At the end of therapy, the ultrasound group had significantly greater decreases in pain and function. Although further improvements were noted in both groups, the differences were no longer significant at nine months. These results confirmed preliminary data5 supporting the association between ultrasound therapy for resolving calcifications and providing short-term clinical improvements for patients with symptomatic calcific tendinitis of the shoulder. There were no reported adverse effects associated with this study; however, a few patients with calcific tendinitis and minimal shoulder pain experienced a transient increase in shoulder pain shortly after the onset of ultrasound treatment.1
Implications for Practice
Calcification of the shoulder tendons initially may be asymptomatic or associated with varying degrees of pain at rest or with movement, especially abduction. A "catching" sensation with movement may be experienced, as well as nocturnal discomfort. As the condition progresses, patients may complain of constant severe pain and restriction of movement that typically lasts about two weeks and may be accompanied by fever and malaise.

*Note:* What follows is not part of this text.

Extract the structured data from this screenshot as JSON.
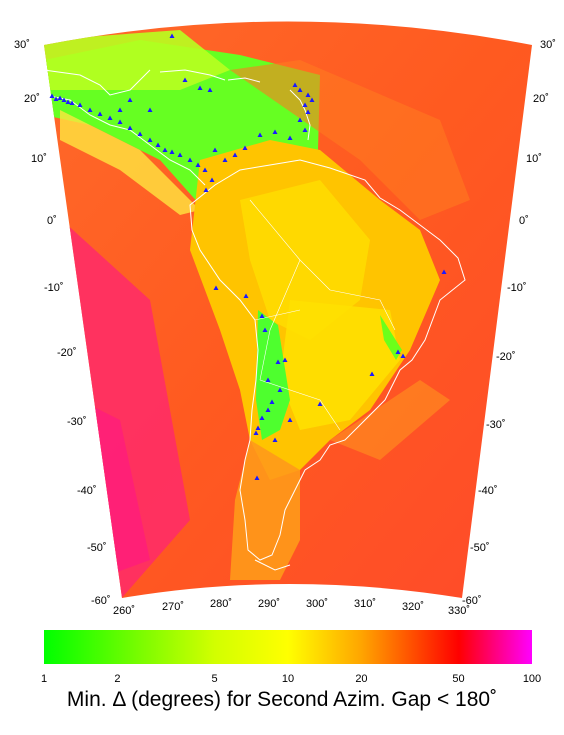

An elevated erythrocyte sedimentation rate and neutrophilia may be present. Differential diagnosis includes joint sepsis and gout. The pain and some restriction of movement may last several months.
The current standard treatment for calcific tendinitis is administration of nonsteroidal anti-inflammatory drugs.1 A single subacromial injection of a local anesthetic sometimes provides temporary relief. During the acute phase, patients may need to rest the affected arm in a sling.2 Once pain is controlled, function may be maintained through exercises to extend the range of motion and strengthen the rotator cuff.2 Extracorporeal shock-wave therapy may be effective in reducing calcification and stimulating healing of soft tissue.2 Clinicians need to be aware that a potential side effect of high-intensity ultrasound is local tissue damage if the heat is excessive.
This study did not compare these therapies with the use of ultrasound in clinical or economic terms. Nor did it establish characteristics of patients who are likely to have a positive response. Thus, its potential benefit remains unknown. Until these issues are clarified, routine use of ultrasound for calcific tendinitis of the shoulder is not recommended but should be reserved for patients with severe symptoms and used with other treatments.2 v
1. Ebenbichler GR, Erdogmus CB, Resch KL, et al. Ultrasound therapy for calcific tendinitis of the shoulder. N Engl J Med 1999;340:1533-1538.
2. Speed CA, Hazleman BL. Calcific tendinitis of the shoulder (editorial). N Engl J Med 1999;340:1582-1584.
3. Constant CR, Murley AH. A clinical method of functional assessment of the shoulder. Clin Orthop 1987;214:160-164.
4. Binder A, Parr G, Hazleman B, et al. Pulsed electromagnetic field therapy of persistent rotator cuff tendinitis: a double-blind controlled assessment. Lancet 1984;1:695-698.
5. Ebenbichler GR, Resch KL, Graninger WB. Resolution of calcium deposits after therapeutic ultrasound of the shoulder. J Rheumatol 1997;24:235-236.